13 Dit is het deel des godtloosen menschen by Godt; ende de erve der tyrannen, [die ] sy van den Almachtigen ontfangen sullen.
14 Indien sijne kinderen vermenighvuldigen, het is ten sweerde: ende sijne spruyten en sullen van broot niet verzadiget worden.
15 Sijne overgeblevene sullen in de doot begraven worden: ende sijne weduwen en sullen niet weenen.
16 Soo hy silver opgehoopt sal hebben, als stof: ende kleedinge bereyt, als leem:
17 Hy salse bereyden, maer de rechtveerdige salse aentrecken: ende de onschuldige sal het silver deelen.
18 Hy bouwt sijn huys als eene motte; ende als een hoeder de hutte maeckt.
19 Rijck light hy neder, ende en wort niet wech genomen: doet hy sijne oogen open, soo en is hy’er niet.
20 Verschrickingen sullen hem als wateren aengrijpen: ’s nachts sal hem een wervelwint wech stelen.

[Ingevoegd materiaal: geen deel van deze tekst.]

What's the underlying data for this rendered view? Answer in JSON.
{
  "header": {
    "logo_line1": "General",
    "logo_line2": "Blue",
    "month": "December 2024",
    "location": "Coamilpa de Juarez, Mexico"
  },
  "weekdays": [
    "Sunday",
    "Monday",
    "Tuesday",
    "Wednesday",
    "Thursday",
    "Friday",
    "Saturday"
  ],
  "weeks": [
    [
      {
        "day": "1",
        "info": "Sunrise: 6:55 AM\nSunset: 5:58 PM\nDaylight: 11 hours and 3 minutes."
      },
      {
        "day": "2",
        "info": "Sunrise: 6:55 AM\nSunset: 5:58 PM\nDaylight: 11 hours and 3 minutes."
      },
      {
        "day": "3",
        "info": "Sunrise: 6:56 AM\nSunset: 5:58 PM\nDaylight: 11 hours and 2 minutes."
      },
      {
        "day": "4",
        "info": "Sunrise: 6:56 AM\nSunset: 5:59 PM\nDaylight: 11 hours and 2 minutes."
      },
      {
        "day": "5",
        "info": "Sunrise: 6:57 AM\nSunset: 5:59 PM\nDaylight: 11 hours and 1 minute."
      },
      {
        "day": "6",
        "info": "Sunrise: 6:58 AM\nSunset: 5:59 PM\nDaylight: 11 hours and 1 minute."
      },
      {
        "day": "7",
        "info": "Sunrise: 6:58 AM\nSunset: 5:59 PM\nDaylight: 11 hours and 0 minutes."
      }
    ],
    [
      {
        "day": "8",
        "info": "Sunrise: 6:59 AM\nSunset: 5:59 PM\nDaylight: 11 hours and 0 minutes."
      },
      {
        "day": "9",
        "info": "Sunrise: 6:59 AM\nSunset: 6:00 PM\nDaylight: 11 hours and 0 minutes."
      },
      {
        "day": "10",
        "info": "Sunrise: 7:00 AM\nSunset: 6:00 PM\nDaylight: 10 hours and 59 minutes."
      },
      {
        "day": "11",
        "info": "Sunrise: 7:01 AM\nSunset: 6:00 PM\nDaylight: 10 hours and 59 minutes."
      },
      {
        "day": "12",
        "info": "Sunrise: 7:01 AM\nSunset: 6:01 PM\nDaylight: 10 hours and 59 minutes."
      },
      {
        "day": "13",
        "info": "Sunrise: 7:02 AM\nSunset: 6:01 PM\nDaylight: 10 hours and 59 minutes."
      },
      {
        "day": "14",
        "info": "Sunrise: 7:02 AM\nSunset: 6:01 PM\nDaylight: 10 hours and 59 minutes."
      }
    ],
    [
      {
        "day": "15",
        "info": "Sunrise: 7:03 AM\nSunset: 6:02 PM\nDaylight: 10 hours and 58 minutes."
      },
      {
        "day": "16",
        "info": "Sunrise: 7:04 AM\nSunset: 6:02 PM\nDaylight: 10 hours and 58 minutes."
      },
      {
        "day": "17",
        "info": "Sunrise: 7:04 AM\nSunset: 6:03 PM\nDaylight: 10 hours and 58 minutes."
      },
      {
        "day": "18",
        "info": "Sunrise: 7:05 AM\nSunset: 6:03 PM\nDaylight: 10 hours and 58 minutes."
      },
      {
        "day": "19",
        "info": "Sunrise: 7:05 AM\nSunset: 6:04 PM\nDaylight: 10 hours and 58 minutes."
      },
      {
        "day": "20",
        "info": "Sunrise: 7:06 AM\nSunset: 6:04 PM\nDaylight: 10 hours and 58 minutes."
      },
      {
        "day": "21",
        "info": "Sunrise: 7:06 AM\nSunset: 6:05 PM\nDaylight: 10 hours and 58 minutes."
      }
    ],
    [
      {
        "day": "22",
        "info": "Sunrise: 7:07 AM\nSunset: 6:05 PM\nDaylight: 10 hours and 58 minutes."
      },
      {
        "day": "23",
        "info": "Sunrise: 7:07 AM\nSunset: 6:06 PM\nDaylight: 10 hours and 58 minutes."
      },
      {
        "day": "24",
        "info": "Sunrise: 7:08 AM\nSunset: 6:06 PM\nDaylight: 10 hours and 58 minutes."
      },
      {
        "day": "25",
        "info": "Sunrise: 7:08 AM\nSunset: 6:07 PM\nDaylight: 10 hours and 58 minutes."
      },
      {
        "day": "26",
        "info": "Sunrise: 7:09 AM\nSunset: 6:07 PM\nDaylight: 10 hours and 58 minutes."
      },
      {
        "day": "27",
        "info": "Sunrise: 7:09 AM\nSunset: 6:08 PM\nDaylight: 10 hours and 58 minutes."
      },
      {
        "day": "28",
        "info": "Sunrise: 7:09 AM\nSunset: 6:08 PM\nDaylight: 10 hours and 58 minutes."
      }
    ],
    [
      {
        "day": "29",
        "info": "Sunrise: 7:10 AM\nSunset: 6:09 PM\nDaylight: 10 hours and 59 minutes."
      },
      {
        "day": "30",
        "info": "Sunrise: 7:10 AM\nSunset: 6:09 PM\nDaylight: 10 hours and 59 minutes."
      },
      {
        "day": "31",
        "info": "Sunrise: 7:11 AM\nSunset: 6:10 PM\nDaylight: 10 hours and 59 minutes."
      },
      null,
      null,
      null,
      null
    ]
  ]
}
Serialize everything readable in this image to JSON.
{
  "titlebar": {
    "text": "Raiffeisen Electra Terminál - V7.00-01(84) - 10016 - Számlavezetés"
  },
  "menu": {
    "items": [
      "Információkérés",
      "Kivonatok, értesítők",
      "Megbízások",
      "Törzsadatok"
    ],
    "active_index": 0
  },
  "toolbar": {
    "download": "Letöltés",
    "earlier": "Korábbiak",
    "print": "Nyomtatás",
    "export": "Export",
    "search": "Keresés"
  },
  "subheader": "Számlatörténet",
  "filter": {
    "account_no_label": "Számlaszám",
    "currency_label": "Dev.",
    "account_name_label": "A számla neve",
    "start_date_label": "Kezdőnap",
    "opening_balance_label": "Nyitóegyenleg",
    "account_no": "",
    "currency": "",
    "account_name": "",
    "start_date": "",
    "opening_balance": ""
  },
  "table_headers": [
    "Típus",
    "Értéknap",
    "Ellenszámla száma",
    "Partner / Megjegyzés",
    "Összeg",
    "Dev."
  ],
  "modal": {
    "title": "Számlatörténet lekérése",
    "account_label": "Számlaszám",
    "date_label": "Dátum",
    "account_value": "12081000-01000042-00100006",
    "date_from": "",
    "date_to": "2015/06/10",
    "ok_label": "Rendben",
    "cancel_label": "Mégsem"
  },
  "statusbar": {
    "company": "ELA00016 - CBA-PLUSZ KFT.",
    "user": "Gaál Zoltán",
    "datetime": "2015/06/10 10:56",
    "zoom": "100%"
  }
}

21 De ooste wint sal hem wech voeren, dat hy henen gaet: ende sal hem wech stormen uyt sijne plaetse.
22 Ende [Godt ] sal [dit ] over hem werpen, ende niet sparen: van sijne hant sal hy snellick vlieden.
23 [Een yeder ] sal over hem met sijne handen klappen: ende over hem fluyten uyt sijne plaetse.